「イニシェリン島の精霊」を観る
今日は映画の日。そこで仕事帰りに「イニシェリン島の精霊」を観てきた。「スリー・ビルボード」のマーティン・マクドナー監督作品。20世紀初頭、アイルランドのイニシェリン島が舞台。突然、友人から出された絶縁。主人公は戸惑いの中、修復を図ろうとするのだが...
映画前半はイニシェリン島の自然、素朴な村社会の描写も中盤突如ダークな展開に。序盤、コルムからの絶縁を冗談と信じないパードリック。
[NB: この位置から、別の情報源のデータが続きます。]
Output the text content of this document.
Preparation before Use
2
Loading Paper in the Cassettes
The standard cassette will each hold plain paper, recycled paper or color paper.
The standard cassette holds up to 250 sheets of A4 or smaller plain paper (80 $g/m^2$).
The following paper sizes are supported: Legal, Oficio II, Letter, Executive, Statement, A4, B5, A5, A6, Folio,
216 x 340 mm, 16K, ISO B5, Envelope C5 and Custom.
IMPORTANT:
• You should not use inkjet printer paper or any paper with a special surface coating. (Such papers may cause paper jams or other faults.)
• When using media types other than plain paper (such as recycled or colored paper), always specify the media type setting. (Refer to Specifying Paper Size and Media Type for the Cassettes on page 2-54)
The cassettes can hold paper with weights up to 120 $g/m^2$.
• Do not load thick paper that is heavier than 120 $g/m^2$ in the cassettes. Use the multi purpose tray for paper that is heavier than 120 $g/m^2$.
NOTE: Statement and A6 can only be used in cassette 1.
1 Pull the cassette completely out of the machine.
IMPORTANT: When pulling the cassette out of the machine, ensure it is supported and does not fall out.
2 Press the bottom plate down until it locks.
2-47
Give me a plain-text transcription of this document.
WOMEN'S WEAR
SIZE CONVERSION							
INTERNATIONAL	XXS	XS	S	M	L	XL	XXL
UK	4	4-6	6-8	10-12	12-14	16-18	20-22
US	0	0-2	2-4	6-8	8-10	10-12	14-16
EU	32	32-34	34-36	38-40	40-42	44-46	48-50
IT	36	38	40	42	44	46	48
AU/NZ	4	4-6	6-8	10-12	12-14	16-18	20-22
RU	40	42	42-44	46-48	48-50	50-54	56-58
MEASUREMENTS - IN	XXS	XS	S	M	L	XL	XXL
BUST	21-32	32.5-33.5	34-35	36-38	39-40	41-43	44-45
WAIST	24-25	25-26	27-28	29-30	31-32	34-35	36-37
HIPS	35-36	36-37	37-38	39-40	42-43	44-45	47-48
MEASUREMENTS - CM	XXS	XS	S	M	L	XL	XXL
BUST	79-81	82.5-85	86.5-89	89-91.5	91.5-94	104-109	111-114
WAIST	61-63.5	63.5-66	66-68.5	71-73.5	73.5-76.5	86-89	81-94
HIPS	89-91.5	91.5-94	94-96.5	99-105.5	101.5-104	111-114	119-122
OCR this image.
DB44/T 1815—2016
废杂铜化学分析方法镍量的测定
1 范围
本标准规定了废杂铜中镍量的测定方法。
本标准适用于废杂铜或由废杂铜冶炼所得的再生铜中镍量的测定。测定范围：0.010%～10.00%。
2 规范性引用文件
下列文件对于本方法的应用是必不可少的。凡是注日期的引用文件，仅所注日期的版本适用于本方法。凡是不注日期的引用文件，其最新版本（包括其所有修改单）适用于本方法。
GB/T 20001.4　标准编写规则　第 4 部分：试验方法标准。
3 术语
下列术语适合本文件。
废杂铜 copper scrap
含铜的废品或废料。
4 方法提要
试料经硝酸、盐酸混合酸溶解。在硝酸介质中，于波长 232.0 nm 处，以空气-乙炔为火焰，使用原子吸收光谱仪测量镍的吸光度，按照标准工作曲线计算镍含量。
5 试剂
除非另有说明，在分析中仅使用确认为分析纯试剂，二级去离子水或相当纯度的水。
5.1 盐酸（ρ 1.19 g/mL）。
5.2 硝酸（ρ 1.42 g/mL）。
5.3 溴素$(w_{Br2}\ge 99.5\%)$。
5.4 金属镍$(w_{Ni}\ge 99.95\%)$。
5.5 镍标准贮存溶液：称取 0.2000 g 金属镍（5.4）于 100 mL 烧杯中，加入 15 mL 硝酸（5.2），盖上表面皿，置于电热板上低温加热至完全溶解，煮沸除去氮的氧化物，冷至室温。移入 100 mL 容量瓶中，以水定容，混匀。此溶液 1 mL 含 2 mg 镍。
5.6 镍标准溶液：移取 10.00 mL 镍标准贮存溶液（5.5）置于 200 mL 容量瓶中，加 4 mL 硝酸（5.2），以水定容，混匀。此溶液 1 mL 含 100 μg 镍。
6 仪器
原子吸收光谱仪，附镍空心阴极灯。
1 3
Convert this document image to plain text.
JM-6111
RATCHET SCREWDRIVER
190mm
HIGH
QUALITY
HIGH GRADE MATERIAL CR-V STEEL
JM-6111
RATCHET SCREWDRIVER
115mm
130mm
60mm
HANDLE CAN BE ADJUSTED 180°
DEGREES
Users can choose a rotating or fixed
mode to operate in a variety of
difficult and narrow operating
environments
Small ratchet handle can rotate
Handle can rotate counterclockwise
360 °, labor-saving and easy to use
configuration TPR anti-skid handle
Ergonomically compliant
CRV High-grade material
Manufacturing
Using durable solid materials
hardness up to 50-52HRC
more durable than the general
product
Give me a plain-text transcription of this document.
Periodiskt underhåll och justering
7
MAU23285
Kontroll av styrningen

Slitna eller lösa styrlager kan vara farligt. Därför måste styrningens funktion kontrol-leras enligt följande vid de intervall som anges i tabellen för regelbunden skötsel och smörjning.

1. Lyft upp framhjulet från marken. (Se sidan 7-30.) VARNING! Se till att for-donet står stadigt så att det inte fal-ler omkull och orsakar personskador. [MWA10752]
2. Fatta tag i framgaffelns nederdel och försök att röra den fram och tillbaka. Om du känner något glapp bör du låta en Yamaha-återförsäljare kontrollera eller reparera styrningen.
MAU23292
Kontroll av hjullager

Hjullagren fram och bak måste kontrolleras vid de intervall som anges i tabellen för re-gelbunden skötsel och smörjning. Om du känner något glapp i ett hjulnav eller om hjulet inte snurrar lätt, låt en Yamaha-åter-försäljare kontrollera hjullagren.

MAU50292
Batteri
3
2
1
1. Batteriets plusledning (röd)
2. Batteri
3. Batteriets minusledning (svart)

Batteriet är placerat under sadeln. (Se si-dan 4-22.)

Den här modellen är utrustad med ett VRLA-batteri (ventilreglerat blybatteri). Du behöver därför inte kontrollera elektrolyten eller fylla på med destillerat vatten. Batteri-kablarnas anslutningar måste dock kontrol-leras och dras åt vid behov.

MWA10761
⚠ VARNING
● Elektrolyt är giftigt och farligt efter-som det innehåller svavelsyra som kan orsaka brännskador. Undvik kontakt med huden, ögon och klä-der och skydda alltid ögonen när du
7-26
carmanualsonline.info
だが目を覆うような出来事に我に返る事無くお互い深みに嵌っていく。アメリカの賞レースではコメディ扱いでかなりブラック。大人のおとぎ話ともとれる。この映画、落語に例えるとオチは無いけど。
パードリックとコルム以外、村社会を表すように登場人物は少ない。中庸な人物はパードリックの妹くらいか。その性格は極端、一癖二癖ありの人ばかり。この物語はパードリックとコルムの関係性に尽きる。始まった諍いを終わらせる事はできるのか。この二人、始まりは突然も終わらせ方を知らずに。
嫌気がさして島を出たパードリックの妹が街の生活を満喫する言葉を綴った手紙。その時、パードリックとコルムの諍いはまさに対岸の火事の如し。二人の姿に今世界で起きている様々な紛争がダブってくる。島の村人もその隣国に見えてきた。確かに村の老婆、島の警官さえきな臭い。